Finance Technology Leverage LLC

Satellite 2020: Technology to watch this year

Glen Surles

Satellite 2020: Technology to watch this year

On March 9 to 12, we will be attending Satellite 2020 in Washington, DC. Visited by 15,000 every year, this is the premier event on the satellite calendar. The show is a melting pot for the brightest minds in the industry to discuss the trends that will dominate the coming year.

Satellite 2020

Why Satellite 2020?

Companies in the aerospace industry face a set of unique challenges when trying to raise finance. Traditionally, to raise the kind of serious capital they need, means going to the usual suspects of finance provision. This has its limitations. At Satellite 2020 we want to offer an alternative way to finance space projects.

“For us, Satellite 2020 is about both financing innovators, and innovating the way we finance established players.”

Satellite 2020 hosts some of the most exciting innovators in the industry. These companies need capital to reach their potential. Our financing approach removes the traditional barriers between these innovators and the progress they could achieve.

But our innovative approach to project finance isn’t only for new companies. Established industry players are still subject to the same challenges. We regularly work with companies trying to overcome their finance obstacles. For us, Satellite 2020 is about both financing innovators and innovating the way we finance established players.

Our Aerospace trends to watch at Satellite 2020

Satellite 2020 is visited by leaders from across aerospace. Every year, the newest technology is showcased. Here are some interesting areas of innovation that we are excited to learn more about at the event.


The widescale application of drones has come a long way in recent years. Now used in agriculture, pipeline construction, and surveillance, drones are set to open new opportunities in numerous industries.

Drones can now stay airborne for longer and carry heavier cargos than ever before. These exciting applications include flying telecommunications links that can stay airborne for extended periods to deliver 4G coverage to remote areas. This huge step up from the limited drones of just a few years ago is a prime example of the leaps forward in the drone market.

Perhaps most excitingly, NASA plans to launch two drones to travel to other planets, within the next seven years. One of these interplanetary rotorcrafts will be charged with finding life and gathering data and images on Saturn’s moon, Titan. But first, a Mars helicopter Scout will be deployed next year to find the optimum driving routes for Mars rovers.

AI and robotics

As on Earth, some of the most interesting new technological innovations in space are in robotics and AI. Robots have the advantage of being able to work in any conditions they are designed for. They can be used in positions that are difficult, dangerous or impossible for humans, as shown in the examples below.

In January, NASA announced they had contracted to create a custom robotic platform in space that will assemble new components and refuel satellites while they are still in orbit. This will demonstrate the way automation can be used to manufacture new parts in space and perform repairs.

This has enormous potential as it will mean new parts can be assembled and added to satellites in space. This includes parts that are not able to be part of the satellite on launch owing to the conditions that the satellite endures on its flight into space, allowing entirely new satellite design and infrastructure.
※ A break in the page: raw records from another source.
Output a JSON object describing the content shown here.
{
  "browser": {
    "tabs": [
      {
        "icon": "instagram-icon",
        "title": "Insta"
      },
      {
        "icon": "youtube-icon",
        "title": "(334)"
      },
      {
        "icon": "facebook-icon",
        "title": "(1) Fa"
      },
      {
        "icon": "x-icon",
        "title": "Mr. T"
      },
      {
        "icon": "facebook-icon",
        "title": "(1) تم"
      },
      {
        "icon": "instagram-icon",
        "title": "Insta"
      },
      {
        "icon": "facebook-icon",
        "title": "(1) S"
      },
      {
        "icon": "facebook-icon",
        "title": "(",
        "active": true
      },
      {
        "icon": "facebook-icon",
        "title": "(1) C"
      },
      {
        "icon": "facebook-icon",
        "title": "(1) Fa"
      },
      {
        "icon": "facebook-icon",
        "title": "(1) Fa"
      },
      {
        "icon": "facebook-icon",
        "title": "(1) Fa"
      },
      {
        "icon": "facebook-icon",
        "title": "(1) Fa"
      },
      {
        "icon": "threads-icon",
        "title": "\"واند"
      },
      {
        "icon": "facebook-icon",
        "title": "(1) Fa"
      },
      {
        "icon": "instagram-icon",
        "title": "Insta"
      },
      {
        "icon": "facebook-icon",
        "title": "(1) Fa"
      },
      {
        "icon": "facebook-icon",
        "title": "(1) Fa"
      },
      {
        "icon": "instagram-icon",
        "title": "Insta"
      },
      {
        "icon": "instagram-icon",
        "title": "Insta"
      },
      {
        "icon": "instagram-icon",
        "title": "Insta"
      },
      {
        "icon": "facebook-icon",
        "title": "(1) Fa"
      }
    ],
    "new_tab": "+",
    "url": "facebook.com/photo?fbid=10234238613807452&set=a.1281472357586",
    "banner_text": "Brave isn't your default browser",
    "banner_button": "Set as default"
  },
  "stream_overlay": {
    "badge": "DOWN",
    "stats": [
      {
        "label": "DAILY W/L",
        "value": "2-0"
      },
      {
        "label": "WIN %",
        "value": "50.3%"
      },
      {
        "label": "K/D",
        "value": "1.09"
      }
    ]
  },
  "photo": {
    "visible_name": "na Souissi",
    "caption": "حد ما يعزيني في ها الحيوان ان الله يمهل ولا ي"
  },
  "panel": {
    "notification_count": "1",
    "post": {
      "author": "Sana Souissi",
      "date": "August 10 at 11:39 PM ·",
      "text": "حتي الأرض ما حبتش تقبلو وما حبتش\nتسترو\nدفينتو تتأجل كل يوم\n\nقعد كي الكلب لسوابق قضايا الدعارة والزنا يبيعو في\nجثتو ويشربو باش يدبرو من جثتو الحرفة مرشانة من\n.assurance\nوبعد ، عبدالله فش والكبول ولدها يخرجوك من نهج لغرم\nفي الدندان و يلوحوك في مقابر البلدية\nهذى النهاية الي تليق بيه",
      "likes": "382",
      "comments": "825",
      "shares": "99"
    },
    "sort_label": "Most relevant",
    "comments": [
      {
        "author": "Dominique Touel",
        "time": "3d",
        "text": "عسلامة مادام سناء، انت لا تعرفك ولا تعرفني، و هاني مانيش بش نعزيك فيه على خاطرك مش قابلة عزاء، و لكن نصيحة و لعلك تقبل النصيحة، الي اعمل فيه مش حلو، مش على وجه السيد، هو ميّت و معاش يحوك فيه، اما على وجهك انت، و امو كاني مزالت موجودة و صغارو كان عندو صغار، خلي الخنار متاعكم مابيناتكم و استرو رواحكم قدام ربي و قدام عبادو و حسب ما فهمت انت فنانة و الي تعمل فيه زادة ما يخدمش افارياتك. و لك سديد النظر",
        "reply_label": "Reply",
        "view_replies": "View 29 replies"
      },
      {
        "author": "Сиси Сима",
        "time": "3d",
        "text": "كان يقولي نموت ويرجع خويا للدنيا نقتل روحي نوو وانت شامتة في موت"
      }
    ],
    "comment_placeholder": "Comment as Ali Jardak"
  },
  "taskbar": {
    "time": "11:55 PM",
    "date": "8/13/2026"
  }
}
Low Earth orbit debris removal

One of the greatest threats to satellites is space debris in LEO (low Earth orbit). This debris flies at up to 18,000mph, zooming around in Earth’s orbit and at constant risk of colliding with, and damaging, satellites.

There are currently no international laws regarding the clean-up of LEO, but researchers worldwide are designing clean-up de-orbit satellites to prevent Kessler Syndrome, before it’s too late.

There are companies in this area that are on the verge of demonstrating the technical viability of debris removal. Once the technical demonstrations are completed, we will be very interested in seeing the business case to be made, which is where FTL can play a big role.

New developments in the satellite industry will be the solutions of tomorrow, and FTL will be a part of that journey, providing finance and expertise to help companies and innovations flourish.